Mrs. Onassis could have chosen from even more available options. While dying from a tumor that would not respond to therapy, she developed a pneumonia; she had a treatable illness in the setting of a rapidly terminal disease. The physicians could have treated, and perhaps cured, the pneumonia, only to have Mrs. Onassis die of the tumor. If she lived long enough after surviving the pneumonia, Mrs. Onassis could have searched for another therapy for her tumor.

There is always another, though less likely to be successful, treatment option. And if not, there’s probably an experimental protocol. For some people, the “last resort,” is the option preferred. But patients and families making decisions at the brink of life must recognize that these are exceedingly likely to be unsuccessful and result in a death in the hospital. Mrs. Onassis chose to die at home, in familiar surroundings, encircled by family.
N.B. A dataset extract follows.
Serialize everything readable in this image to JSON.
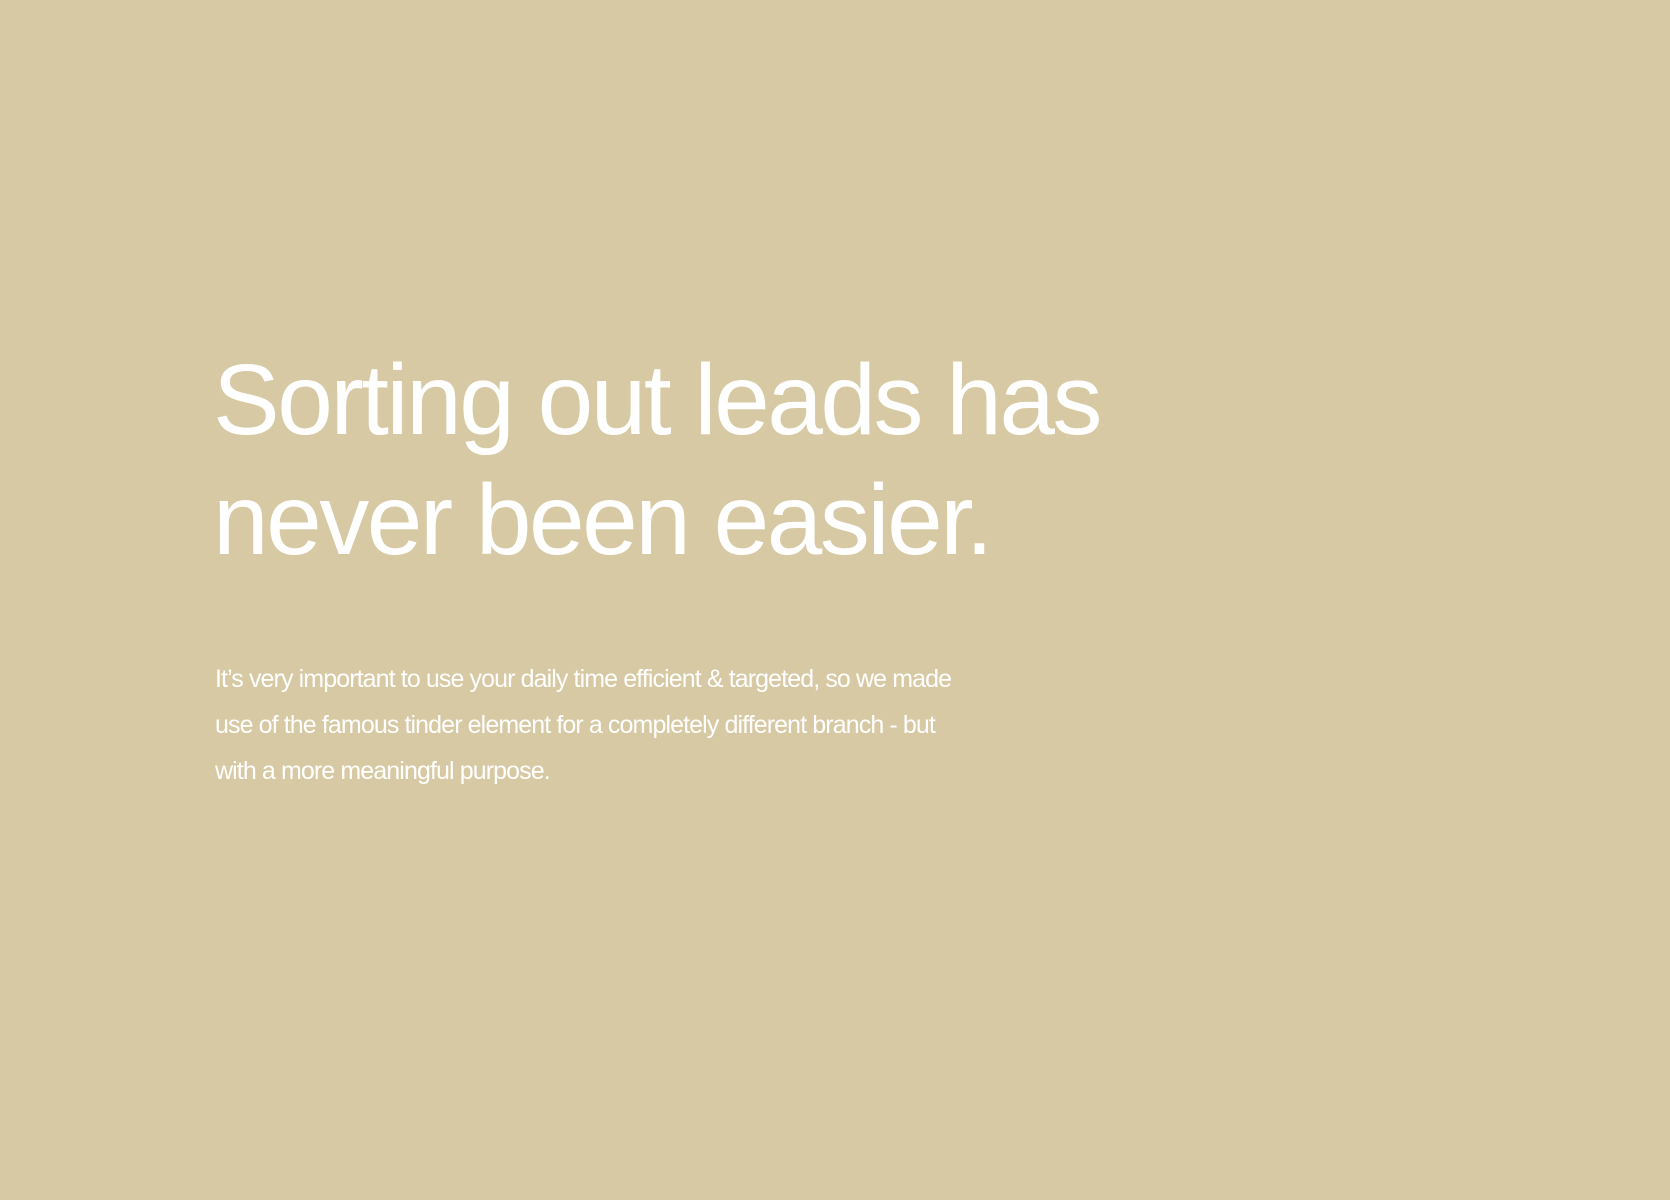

This is not to say that, given similar clinical circumstances, all patients would or should choose a similar course, although surveys of Americans about end-of-life preferences suggest that many, if not most, would have made similar choices. However, without advance discussions, the families and physicians of such individuals would not know these patients’ preferences. As a result, these individuals would have ended up in intensive-care units on mechanical ventilators, most dying there days or weeks later.

Many patients whose preferences are not known will die while receiving aggressive care. Vast medical resources are expended in the process of these deaths. In part due to aggressive care at the end of life, the United States invests about 1% of the gross national product in intensive care, far more than any other nation. This is not to say that we should not employ intensive care, utilize modern technology and marvel at medical breakthroughs--only that such advances must be used in order to reach the patient’s goals, not necessarily just to prolong life.

In the context of usual medical care, the end-of-life decisions of Mr. Nixon and Mrs. Onassis were special. May we learn from their example and examine our values, scrutinize our medical care and discuss and complete advance directives for future care.